February 16th, 2018 Geneva
‘No Cash’ Signs Everywhere Has Sweden Worried It's Gone Too Far”
“No cash accepted” signs are becoming an increasingly common sight in shops and eateries across Sweden as payments go digital and mobile.
Sweden is widely regarded as the most cashless society on the planet, but it this a good thing?
If we disregard the excuses that cash is being used by terrorist and money launderers (not because they’re not true, but because they’re meaningless in the overall picture), the thought that appears is this: a society without cash is a society without freedom.
It’s the ultimate form of slavery, and the fact that many don’t see it that way doesn’t make it right.
Obviously the good people in Sweden, and likely in some other places in the world, don’t.
So the question is “why?”
And the answer is not difficult to figure out – convenience.

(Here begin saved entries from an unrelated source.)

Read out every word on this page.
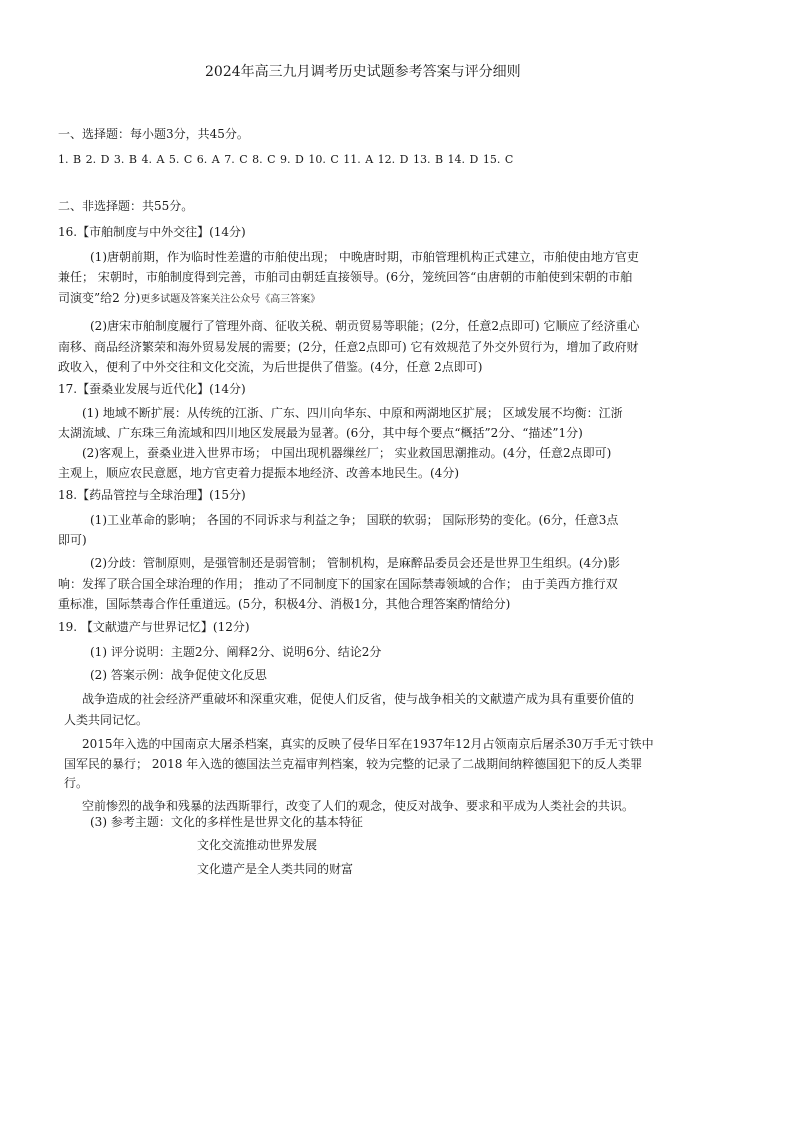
2024年高三九月调考历史试题参考答案与评分细则
一、选择题：每小题3分，共45分。
1. B 2. D 3. B 4. A 5. C 6. A 7. C 8. C 9. D 10. C 11. A 12. D 13. B 14. D 15. C
二、非选择题：共55分。
16.【市舶制度与中外交往】(14分)
(1)唐朝前期，作为临时性差遣的市舶使出现； 中晚唐时期，市舶管理机构正式建立，市舶使由地方官吏
兼任； 宋朝时，市舶制度得到完善，市舶司由朝廷直接领导。(6分，笼统回答“由唐朝的市舶使到宋朝的市舶
司演变”给2 分)更多试题及答案关注公众号《高三答案》
(2)唐宋市舶制度履行了管理外商、征收关税、朝贡贸易等职能；(2分，任意2点即可) 它顺应了经济重心
南移、商品经济繁荣和海外贸易发展的需要；(2分，任意2点即可) 它有效规范了外交外贸行为，增加了政府财
政收入，便利了中外交往和文化交流，为后世提供了借鉴。(4分，任意 2点即可)
17.【蚕桑业发展与近代化】(14分)
(1) 地域不断扩展：从传统的江浙、广东、四川向华东、中原和两湖地区扩展； 区域发展不均衡：江浙
太湖流域、广东珠三角流域和四川地区发展最为显著。(6分，其中每个要点“概括”2分、“描述”1分)
(2)客观上，蚕桑业进入世界市场； 中国出现机器缫丝厂； 实业救国思潮推动。(4分，任意2点即可)
主观上，顺应农民意愿，地方官吏着力提振本地经济、改善本地民生。(4分)
18.【药品管控与全球治理】(15分)
(1)工业革命的影响； 各国的不同诉求与利益之争； 国联的软弱； 国际形势的变化。(6分，任意3点
即可)
(2)分歧：管制原则，是强管制还是弱管制； 管制机构，是麻醉品委员会还是世界卫生组织。(4分)影
响：发挥了联合国全球治理的作用； 推动了不同制度下的国家在国际禁毒领域的合作； 由于美西方推行双
重标准，国际禁毒合作任重道远。(5分，积极4分、消极1分，其他合理答案酌情给分)
19. 【文献遗产与世界记忆】(12分)
(1) 评分说明：主题2分、阐释2分、说明6分、结论2分
(2) 答案示例：战争促使文化反思
战争造成的社会经济严重破坏和深重灾难，促使人们反省，使与战争相关的文献遗产成为具有重要价值的
人类共同记忆。
2015年入选的中国南京大屠杀档案，真实的反映了侵华日军在1937年12月占领南京后屠杀30万手无寸铁中
国军民的暴行； 2018 年入选的德国法兰克福审判档案，较为完整的记录了二战期间纳粹德国犯下的反人类罪
行。
空前惨烈的战争和残暴的法西斯罪行，改变了人们的观念，使反对战争、要求和平成为人类社会的共识。
(3) 参考主题：文化的多样性是世界文化的基本特征
文化交流推动世界发展
文化遗产是全人类共同的财富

That’s what drives it.
This remains me of a talk I listened to by an Ivy League university professor in economics, and he talked about a question he asked his students.

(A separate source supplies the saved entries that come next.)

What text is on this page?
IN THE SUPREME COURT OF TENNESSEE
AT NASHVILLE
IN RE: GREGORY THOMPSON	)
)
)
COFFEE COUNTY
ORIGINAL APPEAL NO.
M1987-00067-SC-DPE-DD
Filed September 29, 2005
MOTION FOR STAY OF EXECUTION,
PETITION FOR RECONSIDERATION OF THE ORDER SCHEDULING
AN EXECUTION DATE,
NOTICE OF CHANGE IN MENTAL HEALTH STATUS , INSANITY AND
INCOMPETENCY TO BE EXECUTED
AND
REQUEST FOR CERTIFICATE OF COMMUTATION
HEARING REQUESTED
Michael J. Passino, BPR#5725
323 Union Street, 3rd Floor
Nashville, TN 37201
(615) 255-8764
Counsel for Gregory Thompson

It was about jobs after graduation.
“How many f you would work for USD 40K a year”, he asked.
A few hands went up, not many.
Response was better, but not overwhelming.

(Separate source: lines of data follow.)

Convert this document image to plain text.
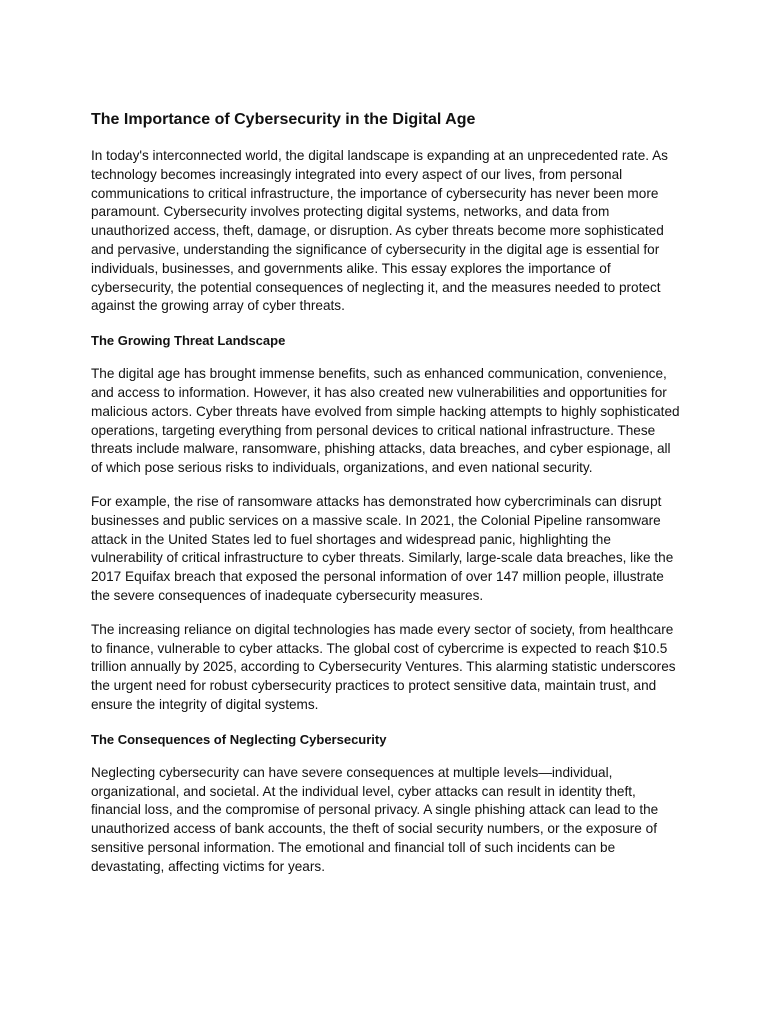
The Importance of Cybersecurity in the Digital Age

In today's interconnected world, the digital landscape is expanding at an unprecedented rate. As technology becomes increasingly integrated into every aspect of our lives, from personal communications to critical infrastructure, the importance of cybersecurity has never been more paramount. Cybersecurity involves protecting digital systems, networks, and data from unauthorized access, theft, damage, or disruption. As cyber threats become more sophisticated and pervasive, understanding the significance of cybersecurity in the digital age is essential for individuals, businesses, and governments alike. This essay explores the importance of cybersecurity, the potential consequences of neglecting it, and the measures needed to protect against the growing array of cyber threats.

The Growing Threat Landscape

The digital age has brought immense benefits, such as enhanced communication, convenience, and access to information. However, it has also created new vulnerabilities and opportunities for malicious actors. Cyber threats have evolved from simple hacking attempts to highly sophisticated operations, targeting everything from personal devices to critical national infrastructure. These threats include malware, ransomware, phishing attacks, data breaches, and cyber espionage, all of which pose serious risks to individuals, organizations, and even national security.

For example, the rise of ransomware attacks has demonstrated how cybercriminals can disrupt businesses and public services on a massive scale. In 2021, the Colonial Pipeline ransomware attack in the United States led to fuel shortages and widespread panic, highlighting the vulnerability of critical infrastructure to cyber threats. Similarly, large-scale data breaches, like the 2017 Equifax breach that exposed the personal information of over 147 million people, illustrate the severe consequences of inadequate cybersecurity measures.

The increasing reliance on digital technologies has made every sector of society, from healthcare to finance, vulnerable to cyber attacks. The global cost of cybercrime is expected to reach $10.5 trillion annually by 2025, according to Cybersecurity Ventures. This alarming statistic underscores the urgent need for robust cybersecurity practices to protect sensitive data, maintain trust, and ensure the integrity of digital systems.

The Consequences of Neglecting Cybersecurity

Neglecting cybersecurity can have severe consequences at multiple levels—individual, organizational, and societal. At the individual level, cyber attacks can result in identity theft, financial loss, and the compromise of personal privacy. A single phishing attack can lead to the unauthorized access of bank accounts, the theft of social security numbers, or the exposure of sensitive personal information. The emotional and financial toll of such incidents can be devastating, affecting victims for years.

“How about 500K with options that add to it and may amount to 1M in a good year.”
All the school athletes in the back of the room raised their hands.
And you know what - they’ll probably do it.
So the professor asked – “how come you all have a price? This would be unheard of only a short time ago.”
It’s your life, don’t do it for money. Do it for the fun of doing it, for what you hold dear in your mind – money is just for keeping score. That’s all it is for.
And don’t give up your freedom for the convenience of not carrying change in your pocket. When you use plastic for payments, all your life’s pattern’s are visible if someone wants to check on you.
Respect your freedom, don’t be a cog in the machine. Freedom tastes good.